Few leads are as iconic as the soprano vocal that defined the sound of the original Star Trek theme. While the original was sung by soprano Loulie Jean Norman, her timbre and delivery had a theremin-like quality that makes it ideal for synthesizing via both modern and vintage techniques. This month, I’ll reconstruct the sound using both analog-style subtractive synthesis using Roland’s System-1, and FM synthesis using Ableton Live’s Operator soft synth.
Step 1. Beginning with the default preset, leave oscillator A and B at their original tuning ratios, with both set to 1. Next, increase oscillator B’s modulation amount to around -20 dB. This will deliver a close approximation of the essential operatic lead.
Step 2. Soften the attack on oscillator A’s envelope so there’s a very slight fade in, around 50 milliseconds.
Step 3. Next, add portamento. Begin by setting the number of voices to 1, so that Operator behaves monophonically. Then, in the pitch editor, activate glide and set its value to a little over 100 milliseconds. This will create the crucial portamento.
Step 4. From there, add the operatic vibrato by setting the LFO to a sine wave, with a rate of 102 and a depth of 9 percent. By this point, you should be very close to the Star Trek lead.
Step 5. Finally, add a reverb device after Operator, with a decay time just over 2 seconds and a 50/50 wet dry mix. Now play the lead and make any additional tweaks to taste. Live long and prosper!
Roland AIRA System-1
Step 1. On other analog synths, I’d start with a narrow pulse or sawtooth wave, but since the System 1 includes wave-shaping on its triangle wave, we’ll use that since the harmonic character serves as an ideal starting point. You can dial in the exact timbre by setting the color knob to around 75 percent. To get the best interaction with the filter’s keyboard tracking, you’ll need to set the octave range to 32’—counterintuitive for a high lead, but in this case it’s essential.

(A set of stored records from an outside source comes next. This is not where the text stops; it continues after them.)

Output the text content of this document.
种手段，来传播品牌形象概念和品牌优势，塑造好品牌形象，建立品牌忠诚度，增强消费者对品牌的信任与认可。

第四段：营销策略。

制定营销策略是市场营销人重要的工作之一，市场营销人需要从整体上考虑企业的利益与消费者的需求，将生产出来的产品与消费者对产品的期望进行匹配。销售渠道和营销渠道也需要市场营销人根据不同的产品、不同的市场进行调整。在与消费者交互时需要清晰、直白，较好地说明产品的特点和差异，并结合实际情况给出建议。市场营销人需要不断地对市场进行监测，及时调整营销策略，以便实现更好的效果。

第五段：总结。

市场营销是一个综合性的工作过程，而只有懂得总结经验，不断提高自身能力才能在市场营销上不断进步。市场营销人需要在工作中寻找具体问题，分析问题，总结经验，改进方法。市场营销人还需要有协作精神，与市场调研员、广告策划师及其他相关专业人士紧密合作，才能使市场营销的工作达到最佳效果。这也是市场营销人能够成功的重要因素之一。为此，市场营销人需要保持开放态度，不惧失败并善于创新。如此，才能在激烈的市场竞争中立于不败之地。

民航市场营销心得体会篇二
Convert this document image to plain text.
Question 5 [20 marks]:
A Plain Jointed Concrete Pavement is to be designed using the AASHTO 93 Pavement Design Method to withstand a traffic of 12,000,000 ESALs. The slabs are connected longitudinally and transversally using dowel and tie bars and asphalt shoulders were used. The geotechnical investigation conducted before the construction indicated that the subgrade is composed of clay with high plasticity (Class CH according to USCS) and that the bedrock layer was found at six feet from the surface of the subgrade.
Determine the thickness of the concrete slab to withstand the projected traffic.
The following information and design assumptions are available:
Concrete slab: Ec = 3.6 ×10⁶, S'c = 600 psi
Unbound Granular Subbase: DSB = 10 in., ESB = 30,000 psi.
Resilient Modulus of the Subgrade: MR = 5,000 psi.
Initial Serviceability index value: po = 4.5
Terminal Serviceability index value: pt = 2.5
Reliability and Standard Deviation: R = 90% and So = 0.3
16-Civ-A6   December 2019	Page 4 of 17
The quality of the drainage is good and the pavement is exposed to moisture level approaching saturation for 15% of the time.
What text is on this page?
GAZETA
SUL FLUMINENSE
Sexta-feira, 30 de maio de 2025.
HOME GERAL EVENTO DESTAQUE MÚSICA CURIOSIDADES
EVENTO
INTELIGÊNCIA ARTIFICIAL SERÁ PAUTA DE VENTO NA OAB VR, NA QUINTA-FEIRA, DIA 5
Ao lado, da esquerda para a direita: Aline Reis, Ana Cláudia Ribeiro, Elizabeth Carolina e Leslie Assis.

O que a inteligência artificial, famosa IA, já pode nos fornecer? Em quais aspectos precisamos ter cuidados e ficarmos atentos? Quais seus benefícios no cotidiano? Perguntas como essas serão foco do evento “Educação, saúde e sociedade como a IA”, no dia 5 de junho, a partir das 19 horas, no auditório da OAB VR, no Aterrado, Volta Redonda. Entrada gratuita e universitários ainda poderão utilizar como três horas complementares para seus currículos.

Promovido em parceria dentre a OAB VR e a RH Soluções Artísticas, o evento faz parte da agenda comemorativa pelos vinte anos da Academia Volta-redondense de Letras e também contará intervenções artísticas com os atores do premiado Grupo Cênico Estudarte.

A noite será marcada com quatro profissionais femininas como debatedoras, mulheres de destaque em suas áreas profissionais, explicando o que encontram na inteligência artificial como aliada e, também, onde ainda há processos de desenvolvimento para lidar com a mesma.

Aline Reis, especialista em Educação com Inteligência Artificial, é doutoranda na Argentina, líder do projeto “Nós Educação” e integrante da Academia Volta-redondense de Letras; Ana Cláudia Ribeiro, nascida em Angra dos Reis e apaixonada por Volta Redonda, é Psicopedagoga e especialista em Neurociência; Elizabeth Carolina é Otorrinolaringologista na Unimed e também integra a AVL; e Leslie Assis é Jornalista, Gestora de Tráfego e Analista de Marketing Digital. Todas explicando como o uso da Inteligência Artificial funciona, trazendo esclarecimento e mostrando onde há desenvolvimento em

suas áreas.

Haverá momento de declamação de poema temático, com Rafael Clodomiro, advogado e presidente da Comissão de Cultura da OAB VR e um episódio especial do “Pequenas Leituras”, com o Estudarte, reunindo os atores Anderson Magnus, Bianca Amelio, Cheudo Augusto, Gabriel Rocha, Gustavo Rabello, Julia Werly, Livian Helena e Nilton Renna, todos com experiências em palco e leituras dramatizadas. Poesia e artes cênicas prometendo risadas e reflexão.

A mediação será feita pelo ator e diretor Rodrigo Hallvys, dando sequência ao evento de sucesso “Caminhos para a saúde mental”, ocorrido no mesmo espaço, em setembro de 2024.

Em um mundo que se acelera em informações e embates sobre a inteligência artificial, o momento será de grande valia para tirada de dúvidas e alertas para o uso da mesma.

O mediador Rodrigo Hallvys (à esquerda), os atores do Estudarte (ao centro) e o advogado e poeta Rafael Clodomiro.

Step 2. Next, we’ll dial in the filter settings, which are the key to obtaining that classic operatic character for this sound. To improve the resonance characteristics, we’ll use the System-1’s four-pole mode, then lower the cutoff to around 30 to 35 percent. From there, we’ll crank the resonance knob to around 70 percent—below self-oscillation but with a pronounced boost at the cutoff frequency. Finally, we adjust the keyboard tracking to around 70 to 80 percent.
Step 3. At this point, the timbral characteristics should be approaching a soprano vocal sound, but the key to making it convincing is the addition of portamento and a bit of vibrato. Set the portamento knob to 25 to 30 percent and turn legato mode off, so the glide is always active. For the LFO, select the sine wave with a fairly fast rate, around 60 to 70 percent. Then adjust the pitch depth until you hear a soft, theremin-like quiver. Finally, set the fade time between 30 and 40 percent, so the vibrato quickly fades in with each note.
Step 4. At this point, your lead should sound quite like the original Star Trek theme, so now add the finishing touches. Soften the attack on the amp envelope, confirm that the sustain value is at maximum, soften the release, then turn the System -1’s reverb to maximum. This will give the operatic lead its essential otherworldly quality.